New developers just decide that it is acceptable not to do anything and
blame it on the sitemap.  I have a feeling that part of this is education,
and part of this is that the infatuation with new toys leaves people wanting
to play with them.

> > Another side affect with the Sitemap is the existence of
> > Readers.  It is my belief
> > that anything simply read from a filesystem should be handled by HTTP
> > daemons like Apache,
> > TUX, or whatever you use.  They are better optimized for it, and it
> > reduces the load on
> > the JVM.  We still need Readers for resources that cannot be reached via
> > the filesystem
> > (i.e. the DatabaseReader).
> 
> Nothing prevents you to do so. But it is way easier in the development
> phase to have Tomcat only which is easy to setup on almost every
> platform instead of additionally setup an Apache httpd on the developers
> machine. At deployment time into a production environment you can always
> grab these URLs which should be hadled by an traditional httpd instead
> of passing it to the servlet engine and Cocoon.

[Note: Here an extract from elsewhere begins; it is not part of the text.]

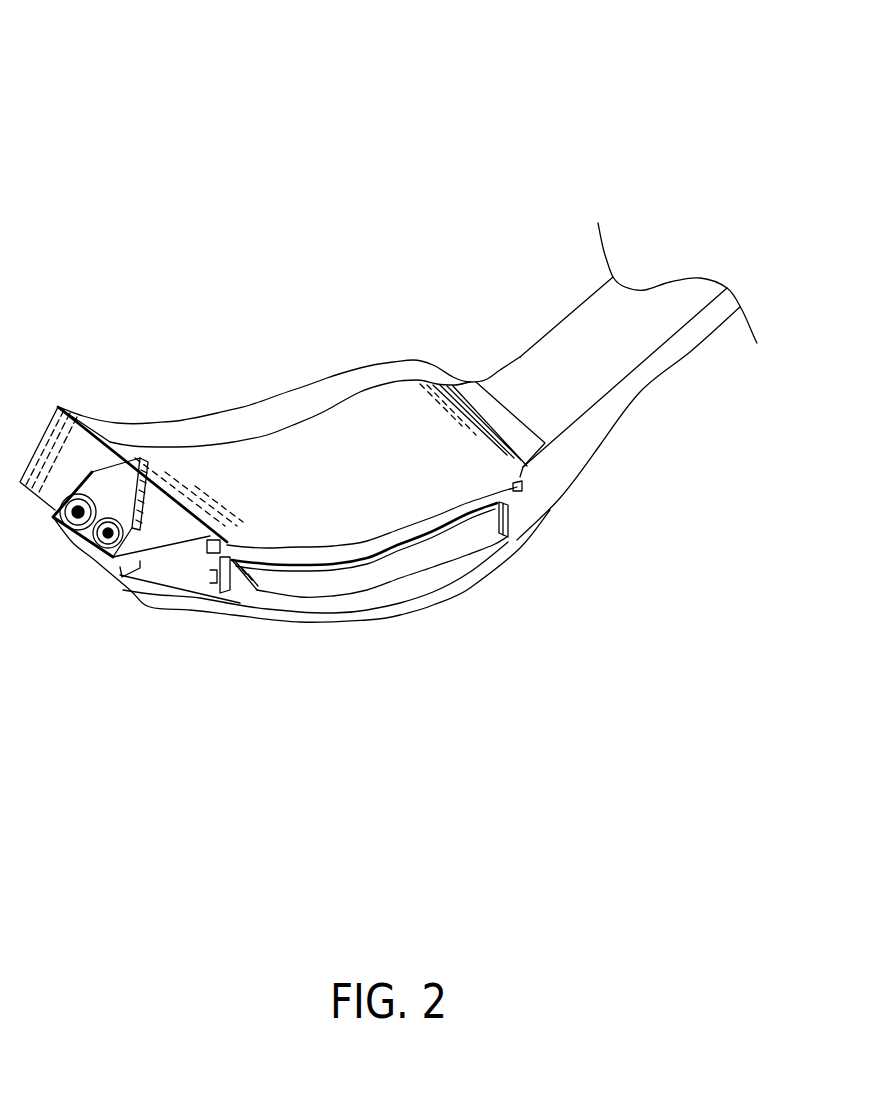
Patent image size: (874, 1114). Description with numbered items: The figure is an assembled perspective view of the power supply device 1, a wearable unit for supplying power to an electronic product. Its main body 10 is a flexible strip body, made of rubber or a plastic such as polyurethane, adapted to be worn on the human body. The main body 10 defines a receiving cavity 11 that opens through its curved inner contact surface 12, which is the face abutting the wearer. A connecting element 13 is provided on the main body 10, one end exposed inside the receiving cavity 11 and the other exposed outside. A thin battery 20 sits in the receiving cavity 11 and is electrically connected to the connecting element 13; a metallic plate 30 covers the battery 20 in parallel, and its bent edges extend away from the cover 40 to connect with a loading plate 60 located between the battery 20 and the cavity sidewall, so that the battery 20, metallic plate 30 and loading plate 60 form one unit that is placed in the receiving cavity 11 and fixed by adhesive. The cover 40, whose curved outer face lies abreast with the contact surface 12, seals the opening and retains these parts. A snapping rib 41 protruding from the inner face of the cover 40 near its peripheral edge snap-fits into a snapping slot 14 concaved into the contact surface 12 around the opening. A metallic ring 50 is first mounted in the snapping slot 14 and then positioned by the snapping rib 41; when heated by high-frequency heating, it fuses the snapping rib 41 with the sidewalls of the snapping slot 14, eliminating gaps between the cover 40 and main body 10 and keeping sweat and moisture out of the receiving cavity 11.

True.  Instead of mounting Cocoon to map to "/" in the context, we could
have it react to the resources we want to transform (html, pdf, some graphics,
WML, SOAP).  But people rarely venture beyond what is given to them.  You
also lose the ability to map all "**/*.gif" to point to "resources/images/{1}.gif".
It's a tradeoff.

> I really like and understand the design you are explaining. And I will
> admit it is better designed that the sitemap syntax we have today
> because today we know better what all we'd like to have the sitemap to
> do for us.  This comes from the fact that after the initial design some
> more components/constructs needed to be integrated even if we have spent
> alot of time designing it in the first place. These additions might not
> fit well thought into it.

I knew that this would happen.  Noone _ever_ gets it right the first time.
It takes iterations.  And because the Apache team has such smart people
working on these solutions, we can usually get it right the second time
around.  It takes a first iteration to get the main idea accross, and the
second idea is a refinement of the first.  The whole Sitemap idea is a
brand new concept and way of thinking.

I also expect that the FlowMap idea on its first incarnation will need
refinement.  We will take an approach and try to make it fit as many
situations as possible until the original design is bursting at the seams.
Then when we all know what we like and dislike about it, we can make
informed decisions about the way it should be.

> I also like to see such a syntax be implemented because I cn see it is
> much more complete that what we have today.

Thank you.

> But, Berin, be honest. Do you think the learning curve is getting
> plainer with your syntax?

The number of people who percieve that they have input to the content of those
files drops.  It increases the separation of concerns.  A developer is going
to control a FlowMap.  The syntax is simple enough to not take weeks to learn
it, and the control is enough to get a developer working right away.

The URL Map is only concerned with mapping URIs to other URL Maps or FlowMaps.
It allows the Admin to be an Admin--without worrying about the details of
graphic design (what transformers get applied where), or logic (where to apply
Actions).

The Pipeline declaration file is the realm of the graphic designers as they
control the transformers and serializers that will be applied.  This will allow
a Site Designer to redesign a site by only affecting the content of the pipelines
without disturbing files that are in control of other roles.

The sitemap as it now stands merges all these concerns into one place.  That is
what is so confusing about it.  For the people I work with, they will appreciate
that fact, and they will only be concerned with their piece of the puzzle.